Muri che vegono abbattuti uno dopo l'altro attraverso la perseveranza e la determinazione di persone che decidono di mettere a disposizione la propria vita, e le proprie sofferenze, per promuovere i diritti di tutti. È grazie a loro se oggi si parla di suicidio assistito in Italia e non più in Svizzera.

Il testo di legge non prevede scadenze entro le quali bisogna procedere con richieste e verifiche

Il Parlamento invece è fermo. Nonostante i richiami della Corte Costituzionale, nonostante una proposta di legge popolare depositata nel 2013, nonostante l'arrivo in Aula di un testo che in tanti definiscono annacquato. Prima di tutto perché ancora non sono state inserite delle scadenze, dei tempi certi entro i quali i diversi attori in gioco devono procedere con richieste e verifiche. "Rimane poi il riferimento ai trattamenti di sostegno vitale – aggiunge l'avvocato Re, – escludendo in questo modo i pazienti oncologici. Un'altra discriminazione riguarda le persone che non sono in grado fisicamente di autosomministrarsi il farmaco e che avrebbero bisogno di un aiuto attivo da parte del medico. Se però un operatore sanitario interviene, rischia una denuncia per omicidio del consenziente".

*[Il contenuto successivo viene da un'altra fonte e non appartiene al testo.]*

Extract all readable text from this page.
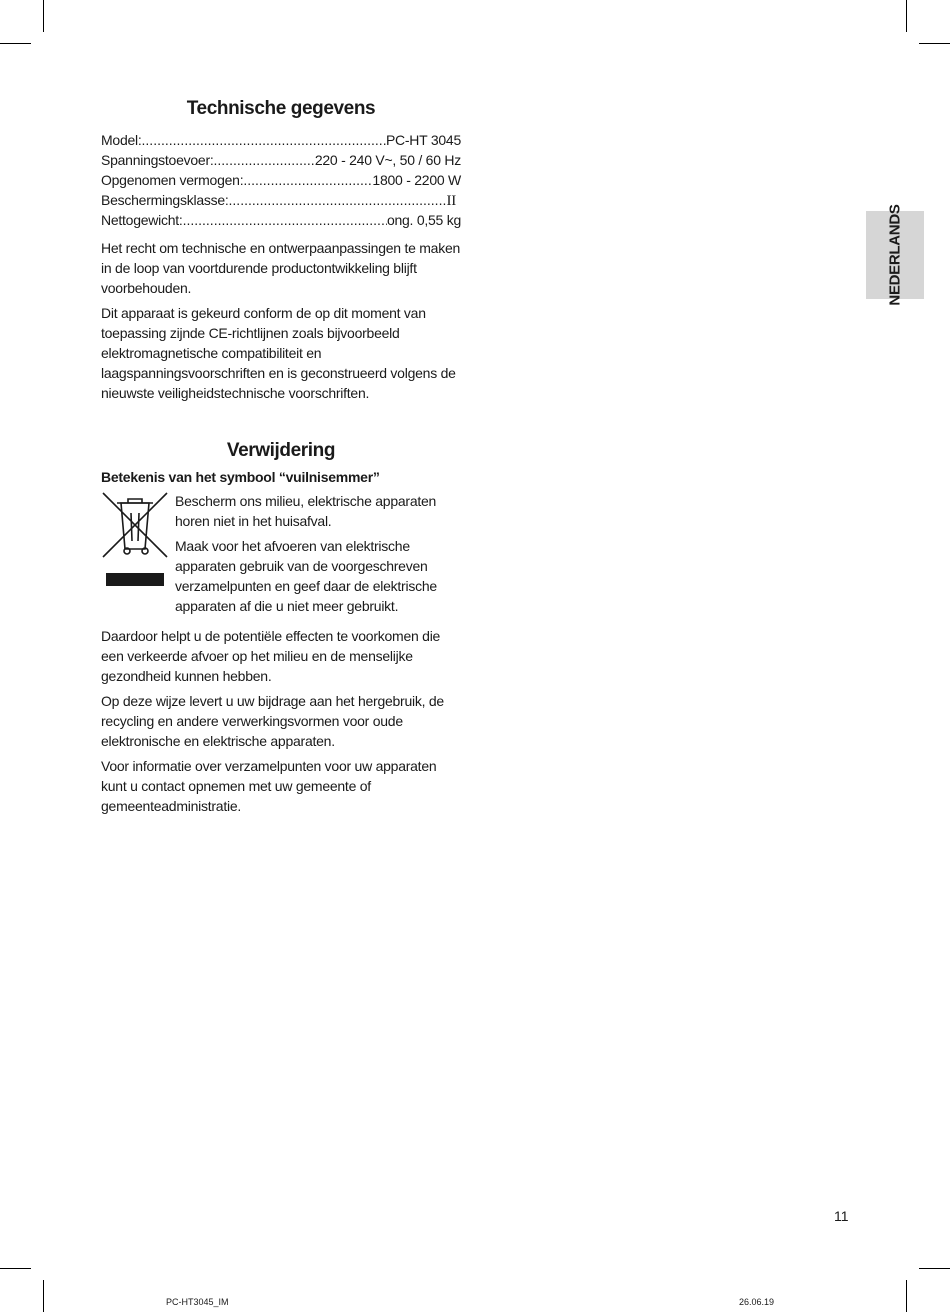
Technische gegevens
Model: .....	PC-HT 3045
Spanningstoevoer: .....	220 - 240 V~, 50 / 60 Hz
Opgenomen vermogen: .....	1800 - 2200 W
Beschermingsklasse: .....	II
Nettogewicht: .....	ong. 0,55 kg

Het recht om technische en ontwerpaanpassingen te maken in de loop van voortdurende productontwikkeling blijft voorbehouden.

Dit apparaat is gekeurd conform de op dit moment van toepassing zijnde CE-richtlijnen zoals bijvoorbeeld elektromagnetische compatibiliteit en laagspanningsvoorschriften en is geconstrueerd volgens de nieuwste veiligheidstechnische voorschriften.

Verwijdering
Betekenis van het symbool “vuilnisemmer”

Bescherm ons milieu, elektrische apparaten horen niet in het huisafval.

Maak voor het afvoeren van elektrische apparaten gebruik van de voorgeschreven verzamelpunten en geef daar de elektrische apparaten af die u niet meer gebruikt.

Daardoor helpt u de potentiële effecten te voorkomen die een verkeerde afvoer op het milieu en de menselijke gezondheid kunnen hebben.

Op deze wijze levert u uw bijdrage aan het hergebruik, de recycling en andere verwerkingsvormen voor oude elektronische en elektrische apparaten.

Voor informatie over verzamelpunten voor uw apparaten kunt u contact opnemen met uw gemeente of gemeenteadministratie.

NEDERLANDS
11
PC-HT3045_IM	26.06.19
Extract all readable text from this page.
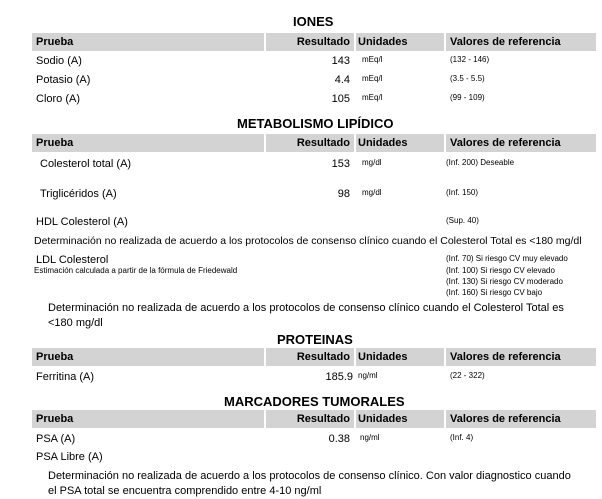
IONES
Prueba	Resultado Unidades	Valores de referencia
Sodio (A)	143 mEq/l	(132 - 146)
Potasio (A)	4.4 mEq/l	(3.5 - 5.5)
Cloro (A)	105 mEq/l	(99 - 109)
METABOLISMO LIPÍDICO
Prueba	Resultado Unidades	Valores de referencia
Colesterol total (A)	153 mg/dl	(Inf. 200) Deseable
Triglicéridos (A)	98 mg/dl	(Inf. 150)
HDL Colesterol (A)	(Sup. 40)
Determinación no realizada de acuerdo a los protocolos de consenso clínico cuando el Colesterol Total es <180 mg/dl
LDL Colesterol
Estimación calculada a partir de la fórmula de Friedewald
(Inf. 70) Si riesgo CV muy elevado
(Inf. 100) Si riesgo CV elevado
(Inf. 130) Si riesgo CV moderado
(Inf. 160) Si riesgo CV bajo
Determinación no realizada de acuerdo a los protocolos de consenso clínico cuando el Colesterol Total es <180 mg/dl
PROTEINAS
Prueba	Resultado Unidades	Valores de referencia
Ferritina (A)	185.9 ng/ml	(22 - 322)
MARCADORES TUMORALES
Prueba	Resultado Unidades	Valores de referencia
PSA (A)	0.38 ng/ml	(Inf. 4)
PSA Libre (A)
Determinación no realizada de acuerdo a los protocolos de consenso clínico. Con valor diagnostico cuando el PSA total se encuentra comprendido entre 4-10 ng/ml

E qui si inserisce la proposta di referendum promossa dall'Associazione Coscioni, assieme ad altre realtà come i Radicali, le Sardine e Più Europa: abrogare parte dell'articolo 579 del Codice Penale, che disciplina appunto l'omicidio del consenziente. In questo modo la strada per un'azione diretta dello specialista sarebbe spianata. La prossima data da tenere a mente, dunque, è il 15 febbraio, quando la Corte Costituzionale si esprimerà sulla legittimità della proposta.